MASTERING CHOICES: DECISION-MAKING AND STUDENT ACADEMIC PERFORMANCE
Abstract
This study aims to investigate the correlation between decision-making skills and the academic achievement of second-stage students in computer science departments, specifically in the subject of numerical analysis. The importance of teaching thinking skills and their application in problem-solving has become increasingly recognized in both academic and practical contexts. While possessing knowledge is valuable, it is the ability to effectively use and apply that knowledge that truly contributes to success. Therefore, there is a growing need to incorporate teaching methods that enhance students' decision-making abilities, as this helps them strengthen their judgment, evaluate evidence, and make sound decisions.
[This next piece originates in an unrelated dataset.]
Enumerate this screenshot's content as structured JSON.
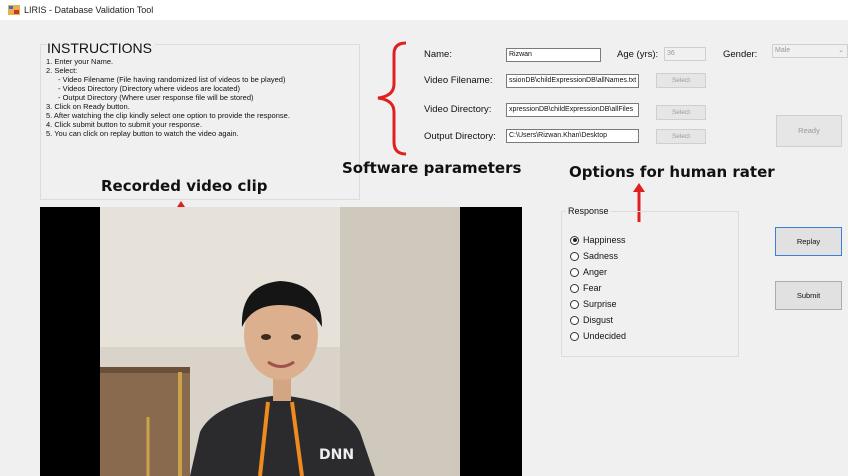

The impact of thinking skills and decision-making on academic success has been a topic of controversy among researchers. In the field of mathematics education, it becomes crucial to determine how learners distinguish the right decisions in solving mathematical problems and how this affects their achievement in the subject. The researcher, who works in the Department of Computer Science, noticed that students frequently struggled to apply the concepts of numerical analysis, a prerequisite subject, when programming proposed solutions for mathematical problems. This inability to make appropriate decisions regarding the best solutions adversely affected their academic performance.
To address this issue, the researcher conducted a study to explore the relationship between decision-making skills and the achievement of second-stage students in computer science departments within education faculties. The focus was specifically on the subject of numerical analysis. The study aimed to understand the nature of this correlation and its impact on students' performance in mathematics.
The findings of this research are expected to contribute to the existing knowledge on the importance of decision-making skills in academic settings, particularly in the field of computer science education. The study may also provide insights into the specific challenges faced by students when applying numerical analysis concepts and making decisions regarding programming solutions. Ultimately, the results can inform the development of teaching strategies that promote effective decision-making and enhance students' achievement in mathematics.